Composé dans la foulée du succès des Bardes de Lesueur à l'Académie impériale de musique en 1804, Uthal est une œuvre atypique dans sa brièveté – un acte unique d'à peine plus d'une heure – et quasiment expérimentale. Méhul, tout en assumant l'héritage de la tragédie lyrique réformée de Gluck, s'y essaye à créer un climat « ossianique » en remplaçant à l'orchestre les violons par les altos et en jouant sur des effets très originaux d'orchestration et de spatialisation. Le livret nous raconte une histoire dont le sujet, sous le travesti d'une Ecosse imaginaire, relève plus de la tragédie antique que du folklore légendaire dont elle se réclame. N'importe, la partition elle-même ne manque pas de morceaux très réussis, telle la grande scène de Malvina, errant avant la bataille entre son père Larmor et son époux Uthal et rencontrant quatre bardes qui tâchent de la rassurer par leurs chants. Magnifique aussi le morceau d'ensemble qui précède et superpose en trois groupes les quatre protagonistes, le petit chœur des bardes et celui des guerriers de Larmor, où l'on croirait entendre les échos du finale de l'acte I du Fidelio de Beethoven – que, bien sûr, le compositeur ne pouvait connaître.

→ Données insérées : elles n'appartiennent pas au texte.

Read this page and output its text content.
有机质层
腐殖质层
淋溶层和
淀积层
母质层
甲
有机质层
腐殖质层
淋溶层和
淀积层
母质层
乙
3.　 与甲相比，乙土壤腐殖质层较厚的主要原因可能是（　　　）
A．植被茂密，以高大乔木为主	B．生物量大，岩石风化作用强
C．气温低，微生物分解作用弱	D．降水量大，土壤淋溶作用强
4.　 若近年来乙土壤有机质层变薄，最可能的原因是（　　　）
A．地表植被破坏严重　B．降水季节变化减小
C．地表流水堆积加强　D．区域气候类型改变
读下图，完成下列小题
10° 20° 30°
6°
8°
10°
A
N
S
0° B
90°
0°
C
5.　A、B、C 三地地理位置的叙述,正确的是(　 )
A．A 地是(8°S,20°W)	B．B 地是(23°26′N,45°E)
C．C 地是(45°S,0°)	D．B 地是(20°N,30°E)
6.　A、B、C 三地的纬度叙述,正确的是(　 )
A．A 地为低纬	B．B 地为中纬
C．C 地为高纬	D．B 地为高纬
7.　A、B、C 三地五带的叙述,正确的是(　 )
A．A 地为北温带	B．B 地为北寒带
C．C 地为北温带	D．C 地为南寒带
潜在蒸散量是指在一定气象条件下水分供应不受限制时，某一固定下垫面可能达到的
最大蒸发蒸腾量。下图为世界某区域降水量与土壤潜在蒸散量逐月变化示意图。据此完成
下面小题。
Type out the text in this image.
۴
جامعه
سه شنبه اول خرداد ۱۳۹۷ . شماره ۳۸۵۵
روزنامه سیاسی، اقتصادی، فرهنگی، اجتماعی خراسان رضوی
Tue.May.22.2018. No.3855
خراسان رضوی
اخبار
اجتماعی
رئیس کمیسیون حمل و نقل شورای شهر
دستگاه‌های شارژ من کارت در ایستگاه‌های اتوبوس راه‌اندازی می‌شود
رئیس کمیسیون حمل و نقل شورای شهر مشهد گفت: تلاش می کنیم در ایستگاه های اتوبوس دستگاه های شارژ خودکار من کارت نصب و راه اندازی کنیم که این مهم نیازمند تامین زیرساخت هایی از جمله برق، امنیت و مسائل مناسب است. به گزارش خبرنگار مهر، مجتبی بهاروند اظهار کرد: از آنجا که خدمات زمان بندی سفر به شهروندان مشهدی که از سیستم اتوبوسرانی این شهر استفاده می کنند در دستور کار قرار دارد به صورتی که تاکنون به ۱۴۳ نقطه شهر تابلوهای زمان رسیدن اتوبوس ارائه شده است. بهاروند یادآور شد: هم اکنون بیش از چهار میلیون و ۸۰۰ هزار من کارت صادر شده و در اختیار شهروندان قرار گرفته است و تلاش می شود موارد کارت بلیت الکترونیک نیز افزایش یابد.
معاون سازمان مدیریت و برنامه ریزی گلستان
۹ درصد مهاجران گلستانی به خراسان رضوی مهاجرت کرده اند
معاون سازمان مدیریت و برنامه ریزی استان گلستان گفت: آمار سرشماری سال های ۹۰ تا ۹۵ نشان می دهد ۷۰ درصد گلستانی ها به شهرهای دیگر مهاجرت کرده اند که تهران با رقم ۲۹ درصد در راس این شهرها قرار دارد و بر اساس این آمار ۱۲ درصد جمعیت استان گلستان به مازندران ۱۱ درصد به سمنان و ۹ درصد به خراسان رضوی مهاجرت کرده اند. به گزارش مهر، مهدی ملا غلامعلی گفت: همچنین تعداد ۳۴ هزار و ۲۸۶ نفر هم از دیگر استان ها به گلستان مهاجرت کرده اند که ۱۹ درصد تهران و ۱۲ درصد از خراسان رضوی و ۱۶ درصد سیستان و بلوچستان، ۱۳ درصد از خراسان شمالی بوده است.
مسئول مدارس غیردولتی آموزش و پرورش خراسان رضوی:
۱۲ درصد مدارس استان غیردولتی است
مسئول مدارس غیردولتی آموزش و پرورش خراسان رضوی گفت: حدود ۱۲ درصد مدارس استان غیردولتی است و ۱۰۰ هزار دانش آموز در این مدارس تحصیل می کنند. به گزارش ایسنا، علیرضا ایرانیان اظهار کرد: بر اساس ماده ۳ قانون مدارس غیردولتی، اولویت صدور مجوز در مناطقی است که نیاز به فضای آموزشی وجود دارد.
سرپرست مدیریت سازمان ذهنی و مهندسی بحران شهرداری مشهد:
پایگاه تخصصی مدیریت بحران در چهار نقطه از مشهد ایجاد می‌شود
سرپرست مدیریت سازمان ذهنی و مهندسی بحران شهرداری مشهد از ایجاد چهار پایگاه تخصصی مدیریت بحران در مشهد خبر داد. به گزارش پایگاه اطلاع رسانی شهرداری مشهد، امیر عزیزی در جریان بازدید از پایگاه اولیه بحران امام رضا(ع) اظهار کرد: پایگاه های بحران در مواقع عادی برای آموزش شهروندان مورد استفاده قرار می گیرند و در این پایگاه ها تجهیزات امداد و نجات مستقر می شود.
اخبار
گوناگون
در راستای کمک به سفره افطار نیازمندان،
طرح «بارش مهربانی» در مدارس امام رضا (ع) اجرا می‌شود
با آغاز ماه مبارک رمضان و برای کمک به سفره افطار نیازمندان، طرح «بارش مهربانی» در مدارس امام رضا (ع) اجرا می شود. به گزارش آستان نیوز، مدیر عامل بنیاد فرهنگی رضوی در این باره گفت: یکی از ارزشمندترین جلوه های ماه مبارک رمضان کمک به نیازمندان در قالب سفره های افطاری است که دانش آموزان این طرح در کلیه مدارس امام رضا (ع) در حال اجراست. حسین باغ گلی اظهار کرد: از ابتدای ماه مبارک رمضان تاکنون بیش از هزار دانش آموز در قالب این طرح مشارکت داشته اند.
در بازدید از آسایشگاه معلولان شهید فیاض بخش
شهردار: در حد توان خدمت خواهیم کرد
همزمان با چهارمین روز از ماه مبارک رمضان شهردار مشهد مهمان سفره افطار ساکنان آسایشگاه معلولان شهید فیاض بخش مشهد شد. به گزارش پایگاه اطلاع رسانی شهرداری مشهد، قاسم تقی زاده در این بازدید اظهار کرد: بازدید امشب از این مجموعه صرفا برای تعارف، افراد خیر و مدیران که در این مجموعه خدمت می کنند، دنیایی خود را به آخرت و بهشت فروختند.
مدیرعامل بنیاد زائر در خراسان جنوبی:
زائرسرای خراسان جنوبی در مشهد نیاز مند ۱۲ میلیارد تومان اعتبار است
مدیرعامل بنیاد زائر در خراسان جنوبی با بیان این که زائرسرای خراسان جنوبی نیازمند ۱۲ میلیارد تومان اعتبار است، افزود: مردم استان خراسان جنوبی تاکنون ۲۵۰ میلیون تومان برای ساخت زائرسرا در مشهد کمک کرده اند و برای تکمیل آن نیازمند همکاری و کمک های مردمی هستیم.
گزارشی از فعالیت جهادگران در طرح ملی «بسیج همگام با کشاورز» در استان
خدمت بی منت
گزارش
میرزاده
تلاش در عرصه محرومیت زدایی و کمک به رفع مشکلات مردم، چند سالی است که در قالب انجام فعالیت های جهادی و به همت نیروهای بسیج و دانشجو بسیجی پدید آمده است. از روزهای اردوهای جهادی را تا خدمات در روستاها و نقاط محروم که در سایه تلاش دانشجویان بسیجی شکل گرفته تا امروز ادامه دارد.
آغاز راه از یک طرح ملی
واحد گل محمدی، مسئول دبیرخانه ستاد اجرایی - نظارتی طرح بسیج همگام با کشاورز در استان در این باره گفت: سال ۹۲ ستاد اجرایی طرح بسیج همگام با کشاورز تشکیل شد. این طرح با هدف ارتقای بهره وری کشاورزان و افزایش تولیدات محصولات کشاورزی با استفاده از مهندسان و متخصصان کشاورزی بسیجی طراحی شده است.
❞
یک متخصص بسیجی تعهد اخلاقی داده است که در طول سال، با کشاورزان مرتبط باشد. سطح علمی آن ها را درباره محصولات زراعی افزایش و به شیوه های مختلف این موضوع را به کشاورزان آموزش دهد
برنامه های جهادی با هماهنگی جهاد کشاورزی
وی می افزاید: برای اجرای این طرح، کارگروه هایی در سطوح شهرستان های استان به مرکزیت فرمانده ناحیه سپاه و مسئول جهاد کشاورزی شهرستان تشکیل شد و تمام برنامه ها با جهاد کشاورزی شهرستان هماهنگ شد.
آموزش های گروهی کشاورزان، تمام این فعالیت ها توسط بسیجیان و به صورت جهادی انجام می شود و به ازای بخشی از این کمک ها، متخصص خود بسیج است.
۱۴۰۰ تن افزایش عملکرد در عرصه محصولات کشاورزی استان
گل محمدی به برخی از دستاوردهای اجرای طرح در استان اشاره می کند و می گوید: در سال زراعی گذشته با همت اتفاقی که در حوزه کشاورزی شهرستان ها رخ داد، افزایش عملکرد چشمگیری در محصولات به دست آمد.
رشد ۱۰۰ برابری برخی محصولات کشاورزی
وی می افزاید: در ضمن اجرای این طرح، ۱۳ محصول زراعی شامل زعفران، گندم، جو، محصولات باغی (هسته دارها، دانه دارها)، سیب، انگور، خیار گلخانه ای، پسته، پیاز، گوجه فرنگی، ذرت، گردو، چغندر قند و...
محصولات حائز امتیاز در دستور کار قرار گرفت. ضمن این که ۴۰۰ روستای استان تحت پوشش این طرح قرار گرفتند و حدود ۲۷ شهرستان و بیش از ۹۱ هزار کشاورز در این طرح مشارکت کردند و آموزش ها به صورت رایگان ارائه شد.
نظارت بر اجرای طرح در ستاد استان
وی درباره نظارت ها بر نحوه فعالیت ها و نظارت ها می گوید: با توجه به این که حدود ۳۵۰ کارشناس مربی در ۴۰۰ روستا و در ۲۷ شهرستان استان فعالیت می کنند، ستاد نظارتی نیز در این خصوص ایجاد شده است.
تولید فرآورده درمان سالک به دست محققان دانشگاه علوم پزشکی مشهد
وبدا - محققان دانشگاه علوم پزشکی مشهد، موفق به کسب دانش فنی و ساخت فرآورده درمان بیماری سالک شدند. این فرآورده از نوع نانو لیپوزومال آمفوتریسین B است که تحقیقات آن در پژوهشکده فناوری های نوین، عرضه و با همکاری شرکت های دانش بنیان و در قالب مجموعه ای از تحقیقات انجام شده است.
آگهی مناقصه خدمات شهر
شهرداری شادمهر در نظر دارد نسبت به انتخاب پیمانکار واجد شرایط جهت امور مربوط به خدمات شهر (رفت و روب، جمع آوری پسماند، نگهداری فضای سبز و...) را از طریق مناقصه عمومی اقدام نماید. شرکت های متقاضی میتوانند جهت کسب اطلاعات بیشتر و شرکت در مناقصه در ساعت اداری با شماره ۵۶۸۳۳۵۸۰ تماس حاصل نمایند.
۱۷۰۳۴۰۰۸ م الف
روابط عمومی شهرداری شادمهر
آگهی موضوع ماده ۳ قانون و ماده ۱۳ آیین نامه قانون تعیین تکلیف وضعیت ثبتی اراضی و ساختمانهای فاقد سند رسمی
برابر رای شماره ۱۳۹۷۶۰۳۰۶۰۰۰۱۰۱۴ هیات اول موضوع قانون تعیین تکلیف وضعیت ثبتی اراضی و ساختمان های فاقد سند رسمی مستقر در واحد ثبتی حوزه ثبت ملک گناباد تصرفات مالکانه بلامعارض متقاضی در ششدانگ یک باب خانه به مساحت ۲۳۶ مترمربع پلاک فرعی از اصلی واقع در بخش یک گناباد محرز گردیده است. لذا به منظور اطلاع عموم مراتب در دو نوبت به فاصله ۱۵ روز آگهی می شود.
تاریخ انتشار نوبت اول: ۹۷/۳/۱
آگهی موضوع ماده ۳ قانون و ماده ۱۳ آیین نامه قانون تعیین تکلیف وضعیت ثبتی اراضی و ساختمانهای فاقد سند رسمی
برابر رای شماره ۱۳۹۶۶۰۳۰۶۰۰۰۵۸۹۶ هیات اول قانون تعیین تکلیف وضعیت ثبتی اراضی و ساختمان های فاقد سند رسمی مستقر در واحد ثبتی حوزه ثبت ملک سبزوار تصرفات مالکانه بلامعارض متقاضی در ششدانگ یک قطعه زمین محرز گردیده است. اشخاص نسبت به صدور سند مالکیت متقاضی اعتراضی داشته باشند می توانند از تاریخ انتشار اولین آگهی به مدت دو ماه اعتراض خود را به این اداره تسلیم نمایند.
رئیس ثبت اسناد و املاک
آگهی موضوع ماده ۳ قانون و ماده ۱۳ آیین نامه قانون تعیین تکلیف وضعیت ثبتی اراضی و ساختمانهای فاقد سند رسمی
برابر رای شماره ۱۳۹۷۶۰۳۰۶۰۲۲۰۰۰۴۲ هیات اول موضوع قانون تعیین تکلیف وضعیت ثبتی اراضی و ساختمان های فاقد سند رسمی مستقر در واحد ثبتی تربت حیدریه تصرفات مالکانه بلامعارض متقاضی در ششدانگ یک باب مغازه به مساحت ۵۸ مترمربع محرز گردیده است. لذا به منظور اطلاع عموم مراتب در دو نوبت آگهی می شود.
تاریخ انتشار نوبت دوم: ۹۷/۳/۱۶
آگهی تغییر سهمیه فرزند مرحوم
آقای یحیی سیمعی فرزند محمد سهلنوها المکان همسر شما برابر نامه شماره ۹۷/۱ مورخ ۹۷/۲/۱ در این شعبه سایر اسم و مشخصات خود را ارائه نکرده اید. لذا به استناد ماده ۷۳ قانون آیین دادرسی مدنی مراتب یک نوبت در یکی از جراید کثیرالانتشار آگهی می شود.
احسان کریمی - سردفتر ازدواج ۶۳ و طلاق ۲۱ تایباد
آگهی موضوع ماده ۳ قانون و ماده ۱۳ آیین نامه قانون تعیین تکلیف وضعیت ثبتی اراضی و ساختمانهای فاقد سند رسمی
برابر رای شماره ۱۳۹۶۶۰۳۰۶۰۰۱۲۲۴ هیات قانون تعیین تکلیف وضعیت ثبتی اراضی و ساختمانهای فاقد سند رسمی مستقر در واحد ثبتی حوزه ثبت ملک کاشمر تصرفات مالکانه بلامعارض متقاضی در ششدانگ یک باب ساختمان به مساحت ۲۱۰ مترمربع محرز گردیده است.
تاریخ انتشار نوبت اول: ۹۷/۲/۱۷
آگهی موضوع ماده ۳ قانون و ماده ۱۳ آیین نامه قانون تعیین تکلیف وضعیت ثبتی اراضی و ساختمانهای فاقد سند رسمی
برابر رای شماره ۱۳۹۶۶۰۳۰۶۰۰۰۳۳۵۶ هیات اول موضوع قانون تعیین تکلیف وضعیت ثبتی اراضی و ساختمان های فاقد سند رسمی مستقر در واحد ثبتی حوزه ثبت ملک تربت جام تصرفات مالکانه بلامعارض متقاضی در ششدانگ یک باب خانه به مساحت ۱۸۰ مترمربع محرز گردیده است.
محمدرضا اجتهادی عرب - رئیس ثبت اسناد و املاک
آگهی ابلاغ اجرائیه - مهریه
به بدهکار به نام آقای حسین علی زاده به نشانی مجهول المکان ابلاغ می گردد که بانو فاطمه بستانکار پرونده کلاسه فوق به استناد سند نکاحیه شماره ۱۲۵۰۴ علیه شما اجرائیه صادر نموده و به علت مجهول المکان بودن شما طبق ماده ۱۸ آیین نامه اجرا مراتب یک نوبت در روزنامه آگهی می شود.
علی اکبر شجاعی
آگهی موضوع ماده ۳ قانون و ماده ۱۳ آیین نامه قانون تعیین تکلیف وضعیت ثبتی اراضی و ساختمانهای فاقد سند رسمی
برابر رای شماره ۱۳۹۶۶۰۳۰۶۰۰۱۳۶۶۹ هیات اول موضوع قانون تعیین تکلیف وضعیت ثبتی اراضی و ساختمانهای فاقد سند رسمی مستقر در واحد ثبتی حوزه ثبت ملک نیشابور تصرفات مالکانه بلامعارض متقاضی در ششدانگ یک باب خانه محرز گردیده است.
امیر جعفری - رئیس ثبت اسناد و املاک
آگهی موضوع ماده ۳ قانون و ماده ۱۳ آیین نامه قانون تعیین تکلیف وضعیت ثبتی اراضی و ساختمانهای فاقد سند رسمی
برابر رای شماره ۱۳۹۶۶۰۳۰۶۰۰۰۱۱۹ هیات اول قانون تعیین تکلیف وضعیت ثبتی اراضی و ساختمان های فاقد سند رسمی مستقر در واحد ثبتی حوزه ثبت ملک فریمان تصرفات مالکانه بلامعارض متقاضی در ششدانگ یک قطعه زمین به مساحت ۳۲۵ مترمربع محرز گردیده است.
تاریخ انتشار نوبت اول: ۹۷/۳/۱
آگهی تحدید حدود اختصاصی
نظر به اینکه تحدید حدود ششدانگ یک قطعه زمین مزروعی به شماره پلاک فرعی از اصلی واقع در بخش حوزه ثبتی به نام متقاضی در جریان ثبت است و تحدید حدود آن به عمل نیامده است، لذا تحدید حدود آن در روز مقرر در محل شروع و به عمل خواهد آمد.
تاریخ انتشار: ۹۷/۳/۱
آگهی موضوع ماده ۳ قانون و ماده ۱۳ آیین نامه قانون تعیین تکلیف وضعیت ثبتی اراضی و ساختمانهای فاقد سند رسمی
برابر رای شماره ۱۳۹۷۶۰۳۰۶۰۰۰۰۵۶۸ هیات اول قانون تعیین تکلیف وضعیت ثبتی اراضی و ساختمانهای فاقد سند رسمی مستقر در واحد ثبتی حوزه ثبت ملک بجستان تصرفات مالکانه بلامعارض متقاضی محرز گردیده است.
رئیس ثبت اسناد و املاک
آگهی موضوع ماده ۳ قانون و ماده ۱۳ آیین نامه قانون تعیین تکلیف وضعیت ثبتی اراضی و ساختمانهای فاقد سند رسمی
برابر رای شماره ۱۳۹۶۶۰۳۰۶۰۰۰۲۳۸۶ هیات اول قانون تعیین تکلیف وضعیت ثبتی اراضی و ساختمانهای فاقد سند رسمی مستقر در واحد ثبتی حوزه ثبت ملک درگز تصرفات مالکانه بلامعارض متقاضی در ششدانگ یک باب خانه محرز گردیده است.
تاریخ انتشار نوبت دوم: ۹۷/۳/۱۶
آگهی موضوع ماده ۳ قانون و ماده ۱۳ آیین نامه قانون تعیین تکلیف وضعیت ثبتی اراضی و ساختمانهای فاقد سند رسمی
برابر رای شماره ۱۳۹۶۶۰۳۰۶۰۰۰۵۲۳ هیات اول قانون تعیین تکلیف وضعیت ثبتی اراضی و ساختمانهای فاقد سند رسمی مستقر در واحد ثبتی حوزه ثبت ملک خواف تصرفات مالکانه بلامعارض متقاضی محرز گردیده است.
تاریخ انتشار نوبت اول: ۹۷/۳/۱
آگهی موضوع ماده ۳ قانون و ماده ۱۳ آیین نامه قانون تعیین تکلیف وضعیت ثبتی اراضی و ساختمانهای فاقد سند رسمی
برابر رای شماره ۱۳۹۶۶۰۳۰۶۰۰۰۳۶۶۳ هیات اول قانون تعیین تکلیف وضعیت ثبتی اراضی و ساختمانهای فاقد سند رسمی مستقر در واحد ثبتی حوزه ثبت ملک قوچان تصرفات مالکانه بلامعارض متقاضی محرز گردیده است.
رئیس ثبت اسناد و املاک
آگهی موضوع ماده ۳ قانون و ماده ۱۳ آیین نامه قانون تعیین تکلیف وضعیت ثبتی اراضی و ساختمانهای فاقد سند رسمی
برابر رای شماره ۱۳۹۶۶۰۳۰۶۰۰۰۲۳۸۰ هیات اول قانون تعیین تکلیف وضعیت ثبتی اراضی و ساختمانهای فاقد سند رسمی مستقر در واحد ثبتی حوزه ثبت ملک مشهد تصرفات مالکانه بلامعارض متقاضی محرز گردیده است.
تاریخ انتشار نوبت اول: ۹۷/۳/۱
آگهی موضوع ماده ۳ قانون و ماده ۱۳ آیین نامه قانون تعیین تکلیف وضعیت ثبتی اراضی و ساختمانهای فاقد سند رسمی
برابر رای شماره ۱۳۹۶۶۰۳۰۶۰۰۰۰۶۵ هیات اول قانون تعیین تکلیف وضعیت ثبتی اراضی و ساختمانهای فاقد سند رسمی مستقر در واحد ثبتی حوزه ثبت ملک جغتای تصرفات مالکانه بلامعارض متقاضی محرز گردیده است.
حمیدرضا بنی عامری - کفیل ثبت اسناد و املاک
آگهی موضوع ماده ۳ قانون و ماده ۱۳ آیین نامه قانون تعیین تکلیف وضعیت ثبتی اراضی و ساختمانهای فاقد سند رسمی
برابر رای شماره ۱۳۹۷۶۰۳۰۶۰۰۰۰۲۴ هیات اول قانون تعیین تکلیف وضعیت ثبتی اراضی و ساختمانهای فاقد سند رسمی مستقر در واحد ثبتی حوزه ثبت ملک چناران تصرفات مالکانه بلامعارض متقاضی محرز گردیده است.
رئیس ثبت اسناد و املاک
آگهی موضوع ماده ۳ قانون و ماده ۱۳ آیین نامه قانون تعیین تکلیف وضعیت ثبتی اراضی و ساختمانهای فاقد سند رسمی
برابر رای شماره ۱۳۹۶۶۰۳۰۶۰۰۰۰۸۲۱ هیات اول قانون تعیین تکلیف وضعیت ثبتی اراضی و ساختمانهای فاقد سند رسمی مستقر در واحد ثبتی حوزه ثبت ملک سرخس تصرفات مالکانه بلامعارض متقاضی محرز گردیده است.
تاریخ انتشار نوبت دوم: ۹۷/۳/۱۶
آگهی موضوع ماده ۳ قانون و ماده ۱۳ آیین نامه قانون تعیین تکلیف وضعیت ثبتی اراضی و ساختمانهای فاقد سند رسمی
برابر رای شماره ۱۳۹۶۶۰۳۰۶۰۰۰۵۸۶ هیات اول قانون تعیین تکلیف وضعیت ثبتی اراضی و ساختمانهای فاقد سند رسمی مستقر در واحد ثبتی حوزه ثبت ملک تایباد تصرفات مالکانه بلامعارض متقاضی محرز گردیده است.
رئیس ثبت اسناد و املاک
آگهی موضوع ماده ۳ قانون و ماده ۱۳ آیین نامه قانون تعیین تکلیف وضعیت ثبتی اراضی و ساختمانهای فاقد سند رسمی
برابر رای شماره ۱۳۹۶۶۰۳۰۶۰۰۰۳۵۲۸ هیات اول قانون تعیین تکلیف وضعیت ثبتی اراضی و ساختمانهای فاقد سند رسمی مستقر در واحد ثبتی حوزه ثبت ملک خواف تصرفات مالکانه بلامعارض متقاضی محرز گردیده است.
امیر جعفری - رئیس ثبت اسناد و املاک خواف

Registre héroïque et registre pathétique se mêlent subtilement dans cet opéra-comique de 1806 et montrent que la France napoléonienne, imbue de classicisme, n'ignorait pas tout à fait l'appel du Romantisme.

Pour la recréation de cet opus oublié, le Palazzetto Bru Zane a fait appel à un plateau de choix. Yann Beuron trouve en Uthal une tessiture centrale particulièrement adaptée à l'évolution de sa voix et dans laquelle il peut faire valoir un phrasé d'une noblesse parfaite. Il est, du reste, le seul de cette brillante distribution, avec Philippe-Nicolas Martin – le chef des Bardes, remarquable de musicalité  dans son récit de la scène VIII –, à maîtriser la déclamation des dialogues en alexandrins avec autant d'évidence que de naturel. Car si Karine Deshayes (Malvina),- impressionnante d'extension dans l'aigu, et Jean-Sébastien Bou (Larmor) convainquent tous deux dans la partie musicale de leurs rôles, on ne saurait en dire autant des passages parlés où un coach théâtral n'eût pas été inutile. L'excellent chœur de chambre de Namur, les belles sonorités des Talens lyriques et la direction de Christophe Rousset, dont on connaît les affinités avec le répertoire néo-classique, sont évidemment un atout de plus dans la réussite de cette résurrection. Un écho en a été préservé en vue d'une publication en CD qui devrait permettre de réévaluer mieux encore les qualités d'une partition vraiment captivante.

A.C.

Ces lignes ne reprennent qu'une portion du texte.